Fixed-Persona SLMs with Modular Memory: Scalable NPC Dialogue on Consumer Hardware
This addresses the need for efficient, persona-driven dialogue systems in gaming and other domains like virtual assistants, though it is incremental in applying existing SLMs with a novel modular memory design.
The paper tackles the problem of using large language models for NPC dialogue in games by proposing a modular system with small language models and swappable memory modules, achieving scalable and memory-rich interactions on consumer hardware without retraining or reloading during gameplay.

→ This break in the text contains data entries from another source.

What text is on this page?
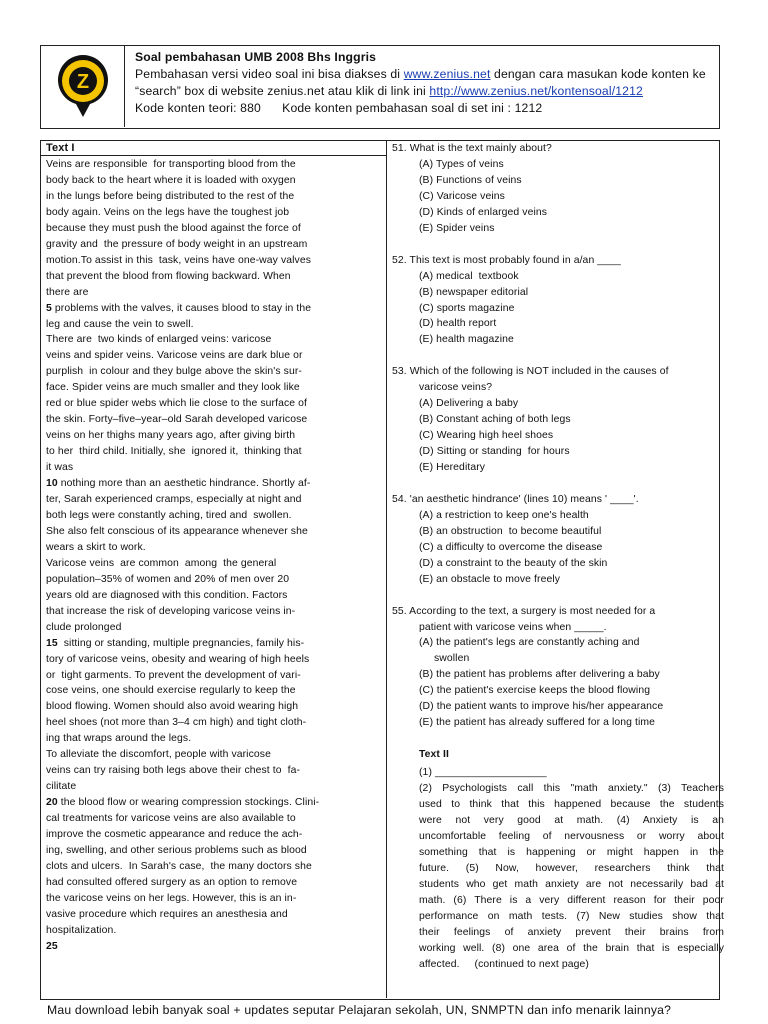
Z
Soal pembahasan UMB 2008 Bhs Inggris
Pembahasan versi video soal ini bisa diakses di www.zenius.net dengan cara masukan kode konten ke
“search” box di website zenius.net atau klik di link ini http://www.zenius.net/kontensoal/1212
Kode konten teori: 880      Kode konten pembahasan soal di set ini : 1212
Text I
Veins are responsible  for transporting blood from the
body back to the heart where it is loaded with oxygen
in the lungs before being distributed to the rest of the
body again. Veins on the legs have the toughest job
because they must push the blood against the force of
gravity and  the pressure of body weight in an upstream
motion.To assist in this  task, veins have one-way valves
that prevent the blood from flowing backward. When
there are
5 problems with the valves, it causes blood to stay in the
leg and cause the vein to swell.
There are  two kinds of enlarged veins: varicose
veins and spider veins. Varicose veins are dark blue or
purplish  in colour and they bulge above the skin's sur-
face. Spider veins are much smaller and they look like
red or blue spider webs which lie close to the surface of
the skin. Forty–five–year–old Sarah developed varicose
veins on her thighs many years ago, after giving birth
to her  third child. Initially, she  ignored it,  thinking that
it was
10 nothing more than an aesthetic hindrance. Shortly af-
ter, Sarah experienced cramps, especially at night and
both legs were constantly aching, tired and  swollen.
She also felt conscious of its appearance whenever she
wears a skirt to work.
Varicose veins  are common  among  the general
population–35% of women and 20% of men over 20
years old are diagnosed with this condition. Factors
that increase the risk of developing varicose veins in-
clude prolonged
15  sitting or standing, multiple pregnancies, family his-
tory of varicose veins, obesity and wearing of high heels
or  tight garments. To prevent the development of vari-
cose veins, one should exercise regularly to keep the
blood flowing. Women should also avoid wearing high
heel shoes (not more than 3–4 cm high) and tight cloth-
ing that wraps around the legs.
To alleviate the discomfort, people with varicose
veins can try raising both legs above their chest to  fa-
cilitate
20 the blood flow or wearing compression stockings. Clini-
cal treatments for varicose veins are also available to
improve the cosmetic appearance and reduce the ach-
ing, swelling, and other serious problems such as blood
clots and ulcers.  In Sarah's case,  the many doctors she
had consulted offered surgery as an option to remove
the varicose veins on her legs. However, this is an in-
vasive procedure which requires an anesthesia and
hospitalization.
25
51. What is the text mainly about?
(A) Types of veins
(B) Functions of veins
(C) Varicose veins
(D) Kinds of enlarged veins
(E) Spider veins
52. This text is most probably found in a/an ____
(A) medical  textbook
(B) newspaper editorial
(C) sports magazine
(D) health report
(E) health magazine
53. Which of the following is NOT included in the causes of
varicose veins?
(A) Delivering a baby
(B) Constant aching of both legs
(C) Wearing high heel shoes
(D) Sitting or standing  for hours
(E) Hereditary
54. 'an aesthetic hindrance' (lines 10) means ' ____'.
(A) a restriction to keep one's health
(B) an obstruction  to become beautiful
(C) a difficulty to overcome the disease
(D) a constraint to the beauty of the skin
(E) an obstacle to move freely
55. According to the text, a surgery is most needed for a
patient with varicose veins when _____.
(A) the patient's legs are constantly aching and
swollen
(B) the patient has problems after delivering a baby
(C) the patient's exercise keeps the blood flowing
(D) the patient wants to improve his/her appearance
(E) the patient has already suffered for a long time
Text II
(1) ___________________
(2) Psychologists call this "math anxiety." (3) Teachers
used to think that this happened because the students
were not very good at math. (4) Anxiety is an
uncomfortable feeling of nervousness or worry about
something that is happening or might happen in the
future. (5) Now, however, researchers think that
students who get math anxiety are not necessarily bad at
math. (6) There is a very different reason for their poor
performance on math tests. (7) New studies show that
their feelings of anxiety prevent their brains from
working well. (8) one area of the brain that is especially
affected.     (continued to next page)
Mau download lebih banyak soal + updates seputar Pelajaran sekolah, UN, SNMPTN dan info menarik lainnya?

Large Language Models (LLMs) have demonstrated remarkable capabilities in generating human-like text, yet their applicability to dialogue systems in computer games remains limited. This limitation arises from their substantial hardware requirements, latency constraints, and the necessity to maintain clearly defined knowledge boundaries within a game setting. In this paper, we propose a modular NPC dialogue system that leverages Small Language Models (SLMs), fine-tuned to encode specific NPC personas and integrated with runtime-swappable memory modules. These memory modules preserve character-specific conversational context and world knowledge, enabling expressive interactions and long-term memory without retraining or model reloading during gameplay. We comprehensively evaluate our system using three open-source SLMs: DistilGPT-2, TinyLlama-1.1B-Chat, and Mistral-7B-Instruct, trained on synthetic persona-aligned data and benchmarked on consumer-grade hardware. While our approach is motivated by applications in gaming, its modular design and persona-driven memory architecture hold significant potential for broader adoption in domains requiring expressive, scalable, and memory-rich conversational agents, such as virtual assistants, customer support bots, or interactive educational systems.